What are SMRs?

Most nuclear reactors in operation today have a capacity of around 800-1200 Mwe, enough electricity for up to one million homes. SMRs, by contrast, are defined by their modest electrical output – typically less than 300 MWe.

The smaller size of SMRs means they have significantly lower capital outlay per unit than large-scale reactors, lowering the financial risk. The size also makes siting, and deployment easier in settings where large plants may not be practical – such as remote communities, industrial clusters, or regions with small electricity grids.

Fission Fact: About 110 reactors of 300 MWe capacity or less have been built, of which over 20 are currently in operation.

‘Modular’ refers to both the design and construction approach.

Both large and small nuclear reactors increasingly make use of modular construction techniques that allow components to be fabricated in factories or specialized facilities before transporting them to site. This approach can streamline processes and improve quality control, as well as lower onsite construction times and reduce costs.

However, SMRs take modularity several steps further, with modular designs offering incremental deployment to allow capacity to be scaled over time to match demand, reducing financial risk and providing flexible solutions for customers.

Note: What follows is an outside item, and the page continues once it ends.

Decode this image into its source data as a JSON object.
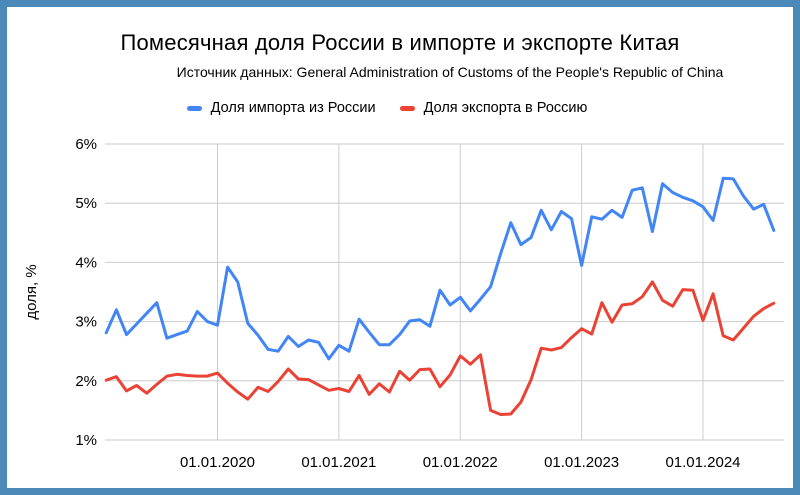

This approach can become a series production of repeat units, like those achieved in the aerospace industry, lowering costs through assembly-line efficiency, shorter installation times, and replicated supply chains, rather than through traditional economies of scale.

Fission Fact: There are over 100 SMR designs at various stages of development. For more information on SMR designs, please visit our Small Modular Reactor Design Database.

SMRs encompass a range of reactor types, all of which are evolutions of existing designs rather than entirely new technologies.

Most SMRs that are candidates for near-term deployment are based on proven water-cooled reactor technologies (e.g. pressurized water reactor). Advanced SMR designs (e.g. high-temperature or molten salt reactors) are mostly at the development stage.

Fission Fact: The current fleet of nuclear reactors runs primarily on uranium fuel enriched up to 5% of the uranium-235 isotope. Fuel with uranium enriched to greater than 5% and less than 20% U-235 will be needed for many advanced power reactor fuels, and more than half of the SMR designs in development.

SMRs offer greater flexibility in how and where nuclear energy can be used. Some designs are intended to provide both electricity and heat, which can broaden nuclear’s role beyond grid supply to include industrial processes, district heating, desalination, and hydrogen production.

Their smaller size also makes SMRs suitable for a wider range of sites, including smaller grids, remote locations, or existing industrial or retired fossil fuel sites where a large reactor may not be practical. SMRs could also work alongside variable renewables by providing reliable, dispatchable output when needed.

Fission Fact: SMRs are being developed for more than electricity alone: more than 65% of SMR designs have potential for high-temperature heat or off-grid applications.

There are several SMRs already operating and under construction, as well as numerous projects at various stages of deployment. Find out more information on SMR progress in our SMR Global Tracker.

Fission Fact: There is a floating SMR currently in operation, Rosatom’s Akademik Lomonosov, which is located at the Russian port of Pevek in northeast Russia, where its two reactors provide electricity and heat to the region.